March 8, 2019
Subscription streaming music services such as Spotify, Pandora, Amazon and Google are planning to appeal proposed royalty rate increases for artists finalized last month by the Copyright Royalty Board.
It marks the first time music distributors have appealed compensation rates to artists. Apple Music, the world’s largest streaming service with nearly 50 million subscribers, is not contesting the royalty hike.
The three-member CRB ruled last year — in a 2-1 vote — to increase artists’ share of streaming and record label revenue from 10.1% to 15.1% through 2022.

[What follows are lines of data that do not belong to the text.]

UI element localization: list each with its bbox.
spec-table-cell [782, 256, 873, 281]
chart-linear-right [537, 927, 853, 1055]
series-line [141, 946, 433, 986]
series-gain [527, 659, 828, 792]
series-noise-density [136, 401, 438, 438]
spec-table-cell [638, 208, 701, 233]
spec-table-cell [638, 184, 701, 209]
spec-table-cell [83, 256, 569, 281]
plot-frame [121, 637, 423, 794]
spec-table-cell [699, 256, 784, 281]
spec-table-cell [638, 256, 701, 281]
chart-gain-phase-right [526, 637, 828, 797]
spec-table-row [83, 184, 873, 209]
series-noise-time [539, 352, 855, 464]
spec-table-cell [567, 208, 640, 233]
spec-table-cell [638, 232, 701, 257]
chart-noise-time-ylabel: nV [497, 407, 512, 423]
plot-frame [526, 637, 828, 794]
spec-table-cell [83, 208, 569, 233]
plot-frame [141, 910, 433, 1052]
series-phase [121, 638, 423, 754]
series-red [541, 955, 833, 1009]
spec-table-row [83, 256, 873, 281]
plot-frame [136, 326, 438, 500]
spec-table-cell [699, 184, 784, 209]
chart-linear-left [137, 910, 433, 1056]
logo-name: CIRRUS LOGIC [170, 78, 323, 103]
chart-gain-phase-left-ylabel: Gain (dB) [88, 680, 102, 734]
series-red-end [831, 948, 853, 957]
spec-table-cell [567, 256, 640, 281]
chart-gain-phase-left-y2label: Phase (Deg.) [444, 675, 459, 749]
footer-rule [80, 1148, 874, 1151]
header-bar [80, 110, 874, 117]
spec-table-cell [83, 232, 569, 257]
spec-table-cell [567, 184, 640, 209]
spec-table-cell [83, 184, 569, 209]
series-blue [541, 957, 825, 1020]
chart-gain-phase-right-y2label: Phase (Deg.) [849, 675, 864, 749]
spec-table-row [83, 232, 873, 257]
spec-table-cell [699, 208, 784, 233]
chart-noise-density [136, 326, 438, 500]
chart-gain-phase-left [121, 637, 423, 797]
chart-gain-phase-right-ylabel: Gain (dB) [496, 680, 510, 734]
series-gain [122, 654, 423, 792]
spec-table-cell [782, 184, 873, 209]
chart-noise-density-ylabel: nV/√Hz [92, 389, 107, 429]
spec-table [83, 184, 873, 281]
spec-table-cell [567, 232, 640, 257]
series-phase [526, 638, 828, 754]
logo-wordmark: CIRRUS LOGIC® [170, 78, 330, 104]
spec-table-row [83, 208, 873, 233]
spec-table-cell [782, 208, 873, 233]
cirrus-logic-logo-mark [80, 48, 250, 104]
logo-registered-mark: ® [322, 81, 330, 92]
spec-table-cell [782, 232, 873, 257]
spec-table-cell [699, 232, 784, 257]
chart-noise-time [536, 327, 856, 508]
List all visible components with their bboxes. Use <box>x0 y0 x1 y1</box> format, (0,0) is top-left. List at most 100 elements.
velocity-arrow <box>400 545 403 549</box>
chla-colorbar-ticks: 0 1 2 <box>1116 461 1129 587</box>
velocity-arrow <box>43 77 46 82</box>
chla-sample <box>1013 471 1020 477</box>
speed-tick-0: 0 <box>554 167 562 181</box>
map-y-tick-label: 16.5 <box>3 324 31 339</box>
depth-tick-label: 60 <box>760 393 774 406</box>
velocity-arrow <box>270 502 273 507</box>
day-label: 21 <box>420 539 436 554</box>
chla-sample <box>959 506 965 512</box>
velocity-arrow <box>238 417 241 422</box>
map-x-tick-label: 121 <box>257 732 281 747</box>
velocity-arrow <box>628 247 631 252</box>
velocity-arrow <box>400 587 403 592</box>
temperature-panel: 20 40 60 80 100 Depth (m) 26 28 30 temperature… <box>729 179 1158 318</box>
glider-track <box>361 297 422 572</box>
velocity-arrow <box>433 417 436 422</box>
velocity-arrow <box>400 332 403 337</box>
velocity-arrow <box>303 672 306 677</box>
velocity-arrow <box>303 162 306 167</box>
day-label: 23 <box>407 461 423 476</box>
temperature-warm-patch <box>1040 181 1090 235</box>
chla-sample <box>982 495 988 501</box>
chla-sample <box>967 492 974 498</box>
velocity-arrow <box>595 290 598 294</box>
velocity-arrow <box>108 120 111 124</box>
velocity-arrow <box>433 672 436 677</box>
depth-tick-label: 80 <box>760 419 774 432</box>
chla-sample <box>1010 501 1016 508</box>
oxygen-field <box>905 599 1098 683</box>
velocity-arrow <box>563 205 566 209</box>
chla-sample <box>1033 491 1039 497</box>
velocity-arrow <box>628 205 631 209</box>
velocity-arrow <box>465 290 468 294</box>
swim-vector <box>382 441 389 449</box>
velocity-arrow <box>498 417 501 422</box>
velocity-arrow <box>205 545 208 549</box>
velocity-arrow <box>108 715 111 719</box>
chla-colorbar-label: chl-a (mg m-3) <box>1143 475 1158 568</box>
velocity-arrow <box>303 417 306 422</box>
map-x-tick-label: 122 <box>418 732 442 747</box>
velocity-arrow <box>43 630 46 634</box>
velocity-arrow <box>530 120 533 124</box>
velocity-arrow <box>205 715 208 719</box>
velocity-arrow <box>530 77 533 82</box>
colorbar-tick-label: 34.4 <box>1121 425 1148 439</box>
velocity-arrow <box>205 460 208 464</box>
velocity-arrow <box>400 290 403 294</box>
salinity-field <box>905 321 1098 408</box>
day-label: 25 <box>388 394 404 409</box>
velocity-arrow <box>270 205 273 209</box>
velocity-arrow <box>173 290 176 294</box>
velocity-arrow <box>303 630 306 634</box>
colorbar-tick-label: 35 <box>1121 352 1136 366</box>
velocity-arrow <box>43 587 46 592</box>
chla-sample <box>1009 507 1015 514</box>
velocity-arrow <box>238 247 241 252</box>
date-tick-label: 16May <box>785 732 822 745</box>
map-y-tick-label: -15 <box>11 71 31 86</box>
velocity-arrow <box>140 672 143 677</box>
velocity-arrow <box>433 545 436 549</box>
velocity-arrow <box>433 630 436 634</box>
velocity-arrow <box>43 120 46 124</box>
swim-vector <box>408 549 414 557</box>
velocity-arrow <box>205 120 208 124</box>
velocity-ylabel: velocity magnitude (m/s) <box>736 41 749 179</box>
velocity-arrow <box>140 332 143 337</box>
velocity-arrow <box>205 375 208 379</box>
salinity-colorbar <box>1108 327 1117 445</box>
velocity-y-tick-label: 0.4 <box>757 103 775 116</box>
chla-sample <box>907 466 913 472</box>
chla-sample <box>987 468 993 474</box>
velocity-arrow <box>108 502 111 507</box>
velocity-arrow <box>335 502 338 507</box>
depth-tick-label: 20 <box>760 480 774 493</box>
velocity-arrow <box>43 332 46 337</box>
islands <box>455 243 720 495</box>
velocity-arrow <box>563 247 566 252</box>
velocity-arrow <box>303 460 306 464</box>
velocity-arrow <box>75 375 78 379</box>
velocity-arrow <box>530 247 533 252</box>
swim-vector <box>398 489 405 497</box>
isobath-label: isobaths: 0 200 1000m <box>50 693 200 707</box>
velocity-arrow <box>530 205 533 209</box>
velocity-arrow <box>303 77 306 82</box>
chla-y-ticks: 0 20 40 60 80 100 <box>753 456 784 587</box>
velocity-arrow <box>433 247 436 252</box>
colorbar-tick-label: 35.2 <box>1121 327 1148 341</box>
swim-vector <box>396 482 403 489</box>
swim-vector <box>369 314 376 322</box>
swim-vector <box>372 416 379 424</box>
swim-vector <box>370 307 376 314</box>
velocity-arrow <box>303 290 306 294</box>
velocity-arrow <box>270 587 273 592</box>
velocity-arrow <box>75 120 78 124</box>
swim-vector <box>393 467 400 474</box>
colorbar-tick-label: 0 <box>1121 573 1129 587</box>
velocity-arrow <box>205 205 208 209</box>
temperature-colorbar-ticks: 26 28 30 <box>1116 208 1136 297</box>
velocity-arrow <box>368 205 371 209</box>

The streaming services and artists groups spent millions lobbying their sides of the debate. Spotify & Co. contend the decision to increase artists’ compensation involved “serious” procedural and “substantive” concerns.
“If left to stand, the CRB’s decision harms both music licensees and copyright owners,” the services said in a joint statement. “Accordingly, we are asking the U.S. Court of Appeals for the D.C. Circuit to review the decision.”
David Israelite, CEO of National Music Publishers Association, criticized the streaming services for undermining the artists that drive consumer adoption.
“When the Music Modernization Act became law [in 2018], there was hope it signaled a new day of improved relations between digital music services and songwriters,” said Israelite. “That hope was snuffed out today when Spotify and Amazon decided to sue songwriters in a shameful attempt to cut their payments by nearly one-third.”